LA DECROISSANCE EST-ELLE SOLUBLE DANS LA REVOLUTION?



Paul Ariès, vient de publier « petit manuel anti-pub : démarque-toi », Editions Golias (15 euros, 192 pages). Il lance, en novembre, un nouveau journal « grand public » « L’Immondialisation » (vente en kiosque, deux euros)

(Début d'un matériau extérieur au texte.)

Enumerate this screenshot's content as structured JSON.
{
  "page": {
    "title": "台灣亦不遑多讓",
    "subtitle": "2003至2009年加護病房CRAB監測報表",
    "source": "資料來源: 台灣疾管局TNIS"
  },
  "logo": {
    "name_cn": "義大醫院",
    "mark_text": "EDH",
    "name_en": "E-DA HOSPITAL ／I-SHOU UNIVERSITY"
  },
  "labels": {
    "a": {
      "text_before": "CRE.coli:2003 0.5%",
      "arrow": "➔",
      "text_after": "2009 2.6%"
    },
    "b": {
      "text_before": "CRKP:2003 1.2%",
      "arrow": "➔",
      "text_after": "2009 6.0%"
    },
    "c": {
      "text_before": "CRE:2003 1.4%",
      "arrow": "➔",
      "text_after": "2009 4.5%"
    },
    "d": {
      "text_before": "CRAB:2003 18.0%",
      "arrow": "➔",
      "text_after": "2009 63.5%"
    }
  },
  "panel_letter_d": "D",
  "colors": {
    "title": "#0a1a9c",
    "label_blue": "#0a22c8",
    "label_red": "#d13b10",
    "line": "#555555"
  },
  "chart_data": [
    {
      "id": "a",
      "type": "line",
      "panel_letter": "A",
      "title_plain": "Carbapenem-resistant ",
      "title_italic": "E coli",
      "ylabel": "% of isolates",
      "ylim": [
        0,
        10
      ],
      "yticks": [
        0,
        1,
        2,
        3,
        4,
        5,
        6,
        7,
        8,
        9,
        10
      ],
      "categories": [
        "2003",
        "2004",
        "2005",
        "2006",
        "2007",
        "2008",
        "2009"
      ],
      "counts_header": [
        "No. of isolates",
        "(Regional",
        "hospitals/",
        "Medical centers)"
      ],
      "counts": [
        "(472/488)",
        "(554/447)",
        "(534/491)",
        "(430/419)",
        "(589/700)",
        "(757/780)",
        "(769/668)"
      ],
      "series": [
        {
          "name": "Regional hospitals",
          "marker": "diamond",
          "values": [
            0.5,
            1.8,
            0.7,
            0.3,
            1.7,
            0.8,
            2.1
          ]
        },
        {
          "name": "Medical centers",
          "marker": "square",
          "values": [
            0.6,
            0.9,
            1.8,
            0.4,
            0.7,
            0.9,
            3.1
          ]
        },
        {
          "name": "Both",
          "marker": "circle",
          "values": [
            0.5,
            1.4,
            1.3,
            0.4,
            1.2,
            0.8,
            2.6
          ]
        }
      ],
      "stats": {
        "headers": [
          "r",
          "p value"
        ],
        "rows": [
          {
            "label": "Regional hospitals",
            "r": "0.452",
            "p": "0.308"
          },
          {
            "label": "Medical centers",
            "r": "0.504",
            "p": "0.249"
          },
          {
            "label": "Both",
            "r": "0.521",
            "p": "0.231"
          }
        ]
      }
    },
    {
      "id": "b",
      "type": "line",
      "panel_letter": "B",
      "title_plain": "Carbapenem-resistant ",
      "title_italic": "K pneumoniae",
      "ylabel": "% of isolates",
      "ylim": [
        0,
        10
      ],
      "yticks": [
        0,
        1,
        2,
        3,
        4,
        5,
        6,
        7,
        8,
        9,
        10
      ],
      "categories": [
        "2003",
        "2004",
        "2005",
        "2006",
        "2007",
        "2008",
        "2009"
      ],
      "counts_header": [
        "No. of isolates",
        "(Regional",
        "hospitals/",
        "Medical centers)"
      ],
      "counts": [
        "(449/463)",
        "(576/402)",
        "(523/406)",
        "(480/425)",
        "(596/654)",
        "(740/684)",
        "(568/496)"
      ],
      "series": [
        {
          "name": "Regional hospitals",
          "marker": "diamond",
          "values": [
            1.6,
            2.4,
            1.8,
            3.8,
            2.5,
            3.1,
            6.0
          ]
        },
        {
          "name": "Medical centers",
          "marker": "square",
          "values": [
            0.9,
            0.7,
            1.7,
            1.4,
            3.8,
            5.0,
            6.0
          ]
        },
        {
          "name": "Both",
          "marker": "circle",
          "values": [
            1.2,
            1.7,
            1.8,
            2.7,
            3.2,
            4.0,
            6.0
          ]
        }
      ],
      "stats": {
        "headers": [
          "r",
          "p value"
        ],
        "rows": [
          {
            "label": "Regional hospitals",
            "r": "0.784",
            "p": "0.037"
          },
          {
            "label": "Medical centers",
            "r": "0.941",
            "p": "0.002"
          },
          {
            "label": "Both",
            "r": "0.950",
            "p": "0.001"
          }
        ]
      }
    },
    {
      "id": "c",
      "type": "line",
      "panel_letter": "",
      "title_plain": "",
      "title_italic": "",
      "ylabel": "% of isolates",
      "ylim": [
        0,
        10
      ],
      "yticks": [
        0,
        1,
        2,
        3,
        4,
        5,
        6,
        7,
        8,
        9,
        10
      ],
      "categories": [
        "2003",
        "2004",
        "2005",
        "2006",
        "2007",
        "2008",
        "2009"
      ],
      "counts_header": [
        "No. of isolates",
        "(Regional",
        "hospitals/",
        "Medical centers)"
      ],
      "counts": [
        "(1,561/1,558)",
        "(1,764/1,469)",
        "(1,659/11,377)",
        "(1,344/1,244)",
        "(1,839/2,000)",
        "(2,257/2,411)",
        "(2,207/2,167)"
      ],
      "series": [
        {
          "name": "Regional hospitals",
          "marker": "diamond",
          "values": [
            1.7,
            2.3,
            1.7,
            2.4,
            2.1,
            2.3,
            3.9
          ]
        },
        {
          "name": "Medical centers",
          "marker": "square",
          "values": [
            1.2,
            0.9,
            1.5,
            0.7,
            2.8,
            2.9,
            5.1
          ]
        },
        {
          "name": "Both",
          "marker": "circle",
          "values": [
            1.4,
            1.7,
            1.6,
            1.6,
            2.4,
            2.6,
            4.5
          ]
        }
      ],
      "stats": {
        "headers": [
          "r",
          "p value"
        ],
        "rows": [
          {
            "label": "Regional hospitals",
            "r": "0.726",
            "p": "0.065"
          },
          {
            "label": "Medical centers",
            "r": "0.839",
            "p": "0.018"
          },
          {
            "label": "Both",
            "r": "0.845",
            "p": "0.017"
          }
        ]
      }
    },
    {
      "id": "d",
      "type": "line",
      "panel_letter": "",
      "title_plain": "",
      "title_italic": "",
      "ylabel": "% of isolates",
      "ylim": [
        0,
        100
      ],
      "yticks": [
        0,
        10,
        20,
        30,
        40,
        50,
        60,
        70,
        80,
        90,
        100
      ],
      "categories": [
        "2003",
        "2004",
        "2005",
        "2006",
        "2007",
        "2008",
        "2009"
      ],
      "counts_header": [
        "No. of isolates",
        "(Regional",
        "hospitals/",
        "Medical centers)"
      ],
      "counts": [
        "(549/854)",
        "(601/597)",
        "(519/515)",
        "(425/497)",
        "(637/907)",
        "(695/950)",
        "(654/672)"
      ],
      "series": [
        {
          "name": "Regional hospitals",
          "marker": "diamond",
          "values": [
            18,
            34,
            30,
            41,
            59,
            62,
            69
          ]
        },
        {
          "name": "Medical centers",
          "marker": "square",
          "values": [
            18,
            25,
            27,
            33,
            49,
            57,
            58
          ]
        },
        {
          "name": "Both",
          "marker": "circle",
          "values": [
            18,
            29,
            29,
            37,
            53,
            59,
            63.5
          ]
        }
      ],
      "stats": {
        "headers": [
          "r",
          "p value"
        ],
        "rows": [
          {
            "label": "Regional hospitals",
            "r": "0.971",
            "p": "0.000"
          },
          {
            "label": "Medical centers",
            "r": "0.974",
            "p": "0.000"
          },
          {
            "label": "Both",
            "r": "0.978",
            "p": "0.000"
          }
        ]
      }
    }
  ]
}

Le terme de « décroissance » connaît un succès grandissant. Il est devenu un point de clivage au sein des altermondialistes. Ce succès est déjà le symptôme que beaucoup de militants ou de membres des couches sociales victimes du « grand bond en arrière » attentent désespérément quelque chose de neuf. Le terme même de décroissance est certes relativement nouveau mais il recycle, en fait, les débats des années soixante-dix. La décroissance est la version moderne de l’An 01 de Gébé. Le terme de décroissance doit en partie son succès à son caractère frontal voire, pour certains, volontairement provocateur. Chacun ensuite en fait une lecture différente et intéressée. On peut tenter de faire un tri parmi les valeurs qu’il charrie. Le grand intérêt du terme de décroissance est d’abord de nous dire que « le monde comme il va » est totalement impossible. Nous n’allons pas seulement dans le mur nous y sommes même si on ne s’en rend pas compte car ce mur est mou. Il y a donc urgence à inventer un autre monde radicalement autre. La décroissance nourrit donc l’imaginaire révolutionnaire. La charge contre la société est forte : aucune croissance infinie n’est possible dans un monde fini ; aucune société ne peut fonctionner durablement en étant fondée sur la seule logique de la consommation car on commence par (sur)consommer des objets, puis on consomme d’autres humains (violences) avant de finir par se consommer soi-même (suicides, drogues).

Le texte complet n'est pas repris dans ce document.